Which vintage of red bordeaux is the best value? There is no doubt that red bordeaux is being made to be drinkable much earlier than in the past, and it is worth considering the vintages of the first decade of this century.
The least expensive 21st-century vintages with any pretensions to being drinkable – 2002, 2004 and 2007 – are all about the same price. As in Burgundy, the 2007s are relatively charming early-maturers but, with under six years in bottle, they are hardly ambassadors for red bordeaux’s great distinguishing mark: its ability to age. Ten years has conventionally been considered the minimum age for enjoying a halfway serious red bordeaux. Two years ago I wrote about how the 2002s tasted at the 10-year mark. There are some exceptionally good ones such as Latour and the Haut-Brions but, on the whole, 2002 is a relatively slight vintage.

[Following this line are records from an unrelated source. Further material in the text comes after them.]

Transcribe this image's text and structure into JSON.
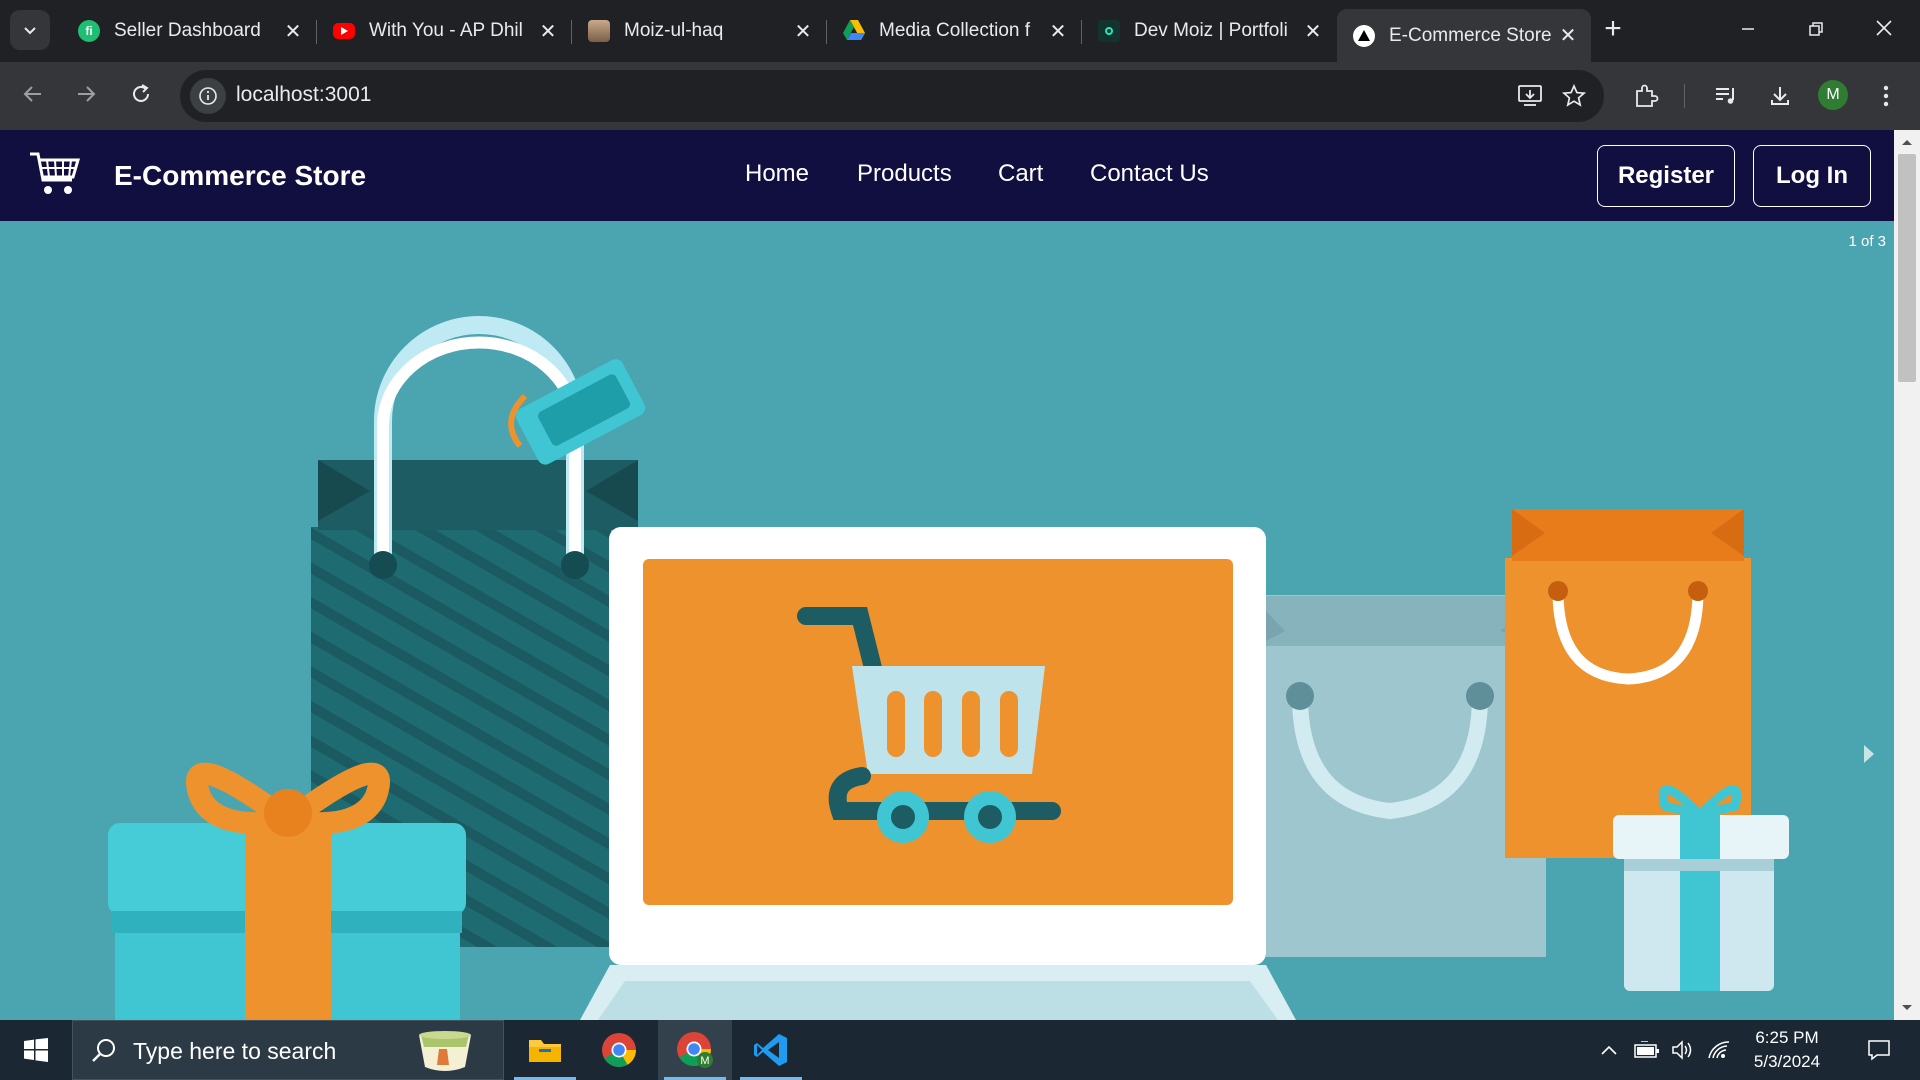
{
  "browser": {
    "tabs": [
      {
        "title": "Seller Dashboard",
        "favicon": "fiverr-icon",
        "color": "#1dbf73"
      },
      {
        "title": "With You - AP Dhil",
        "favicon": "youtube-icon",
        "color": "#ff0000"
      },
      {
        "title": "Moiz-ul-haq",
        "favicon": "profile-photo-icon",
        "color": "#8d6e63"
      },
      {
        "title": "Media Collection f",
        "favicon": "google-drive-icon",
        "color": "#fbbc04"
      },
      {
        "title": "Dev Moiz | Portfoli",
        "favicon": "portfolio-icon",
        "color": "#1de9b6"
      },
      {
        "title": "E-Commerce Store",
        "favicon": "triangle-logo-icon",
        "color": "#ffffff"
      }
    ],
    "active_tab_index": 5,
    "url": "localhost:3001",
    "profile_initial": "M"
  },
  "site": {
    "brand": "E-Commerce Store",
    "nav": [
      "Home",
      "Products",
      "Cart",
      "Contact Us"
    ],
    "register_label": "Register",
    "login_label": "Log In",
    "slide_counter": "1 of 3",
    "colors": {
      "header_bg": "#100f40",
      "hero_bg": "#4aa5b0",
      "accent_orange": "#ee922d",
      "teal": "#3fc6d2"
    }
  },
  "taskbar": {
    "search_placeholder": "Type here to search",
    "time": "6:25 PM",
    "date": "5/3/2024",
    "apps": [
      "file-explorer-icon",
      "chrome-icon",
      "chrome-profile-icon",
      "vscode-icon"
    ]
  }
}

Last week I had the chance to taste blind 77 of the smarter 2004s (though not the first growths) in suitable flights, followed by 22 less glorious reds and an array of the finest Sauternes non-blind. I had high hopes as, although this was a record crop in terms of size, I’d enjoyed some of the wines when I first tasted them and the firm, ripe tannins and freshness in the best examples. This was a year when, after a poor flowering in 2002 and the depredations of the 2003 heatwave, the vines had a mass of pent-up energy and, in delightfully fine weather, sprouted forth buds in June – so much so that the better estates which could afford the labour had to thin the crop rigorously in the summer. Alexandre Thienpont of Vieux Chateau Certan reported gloomily in 2005 that 2004 had been the most demanding year in the vineyard that he had known. (Little did he know what the next decade had in store.)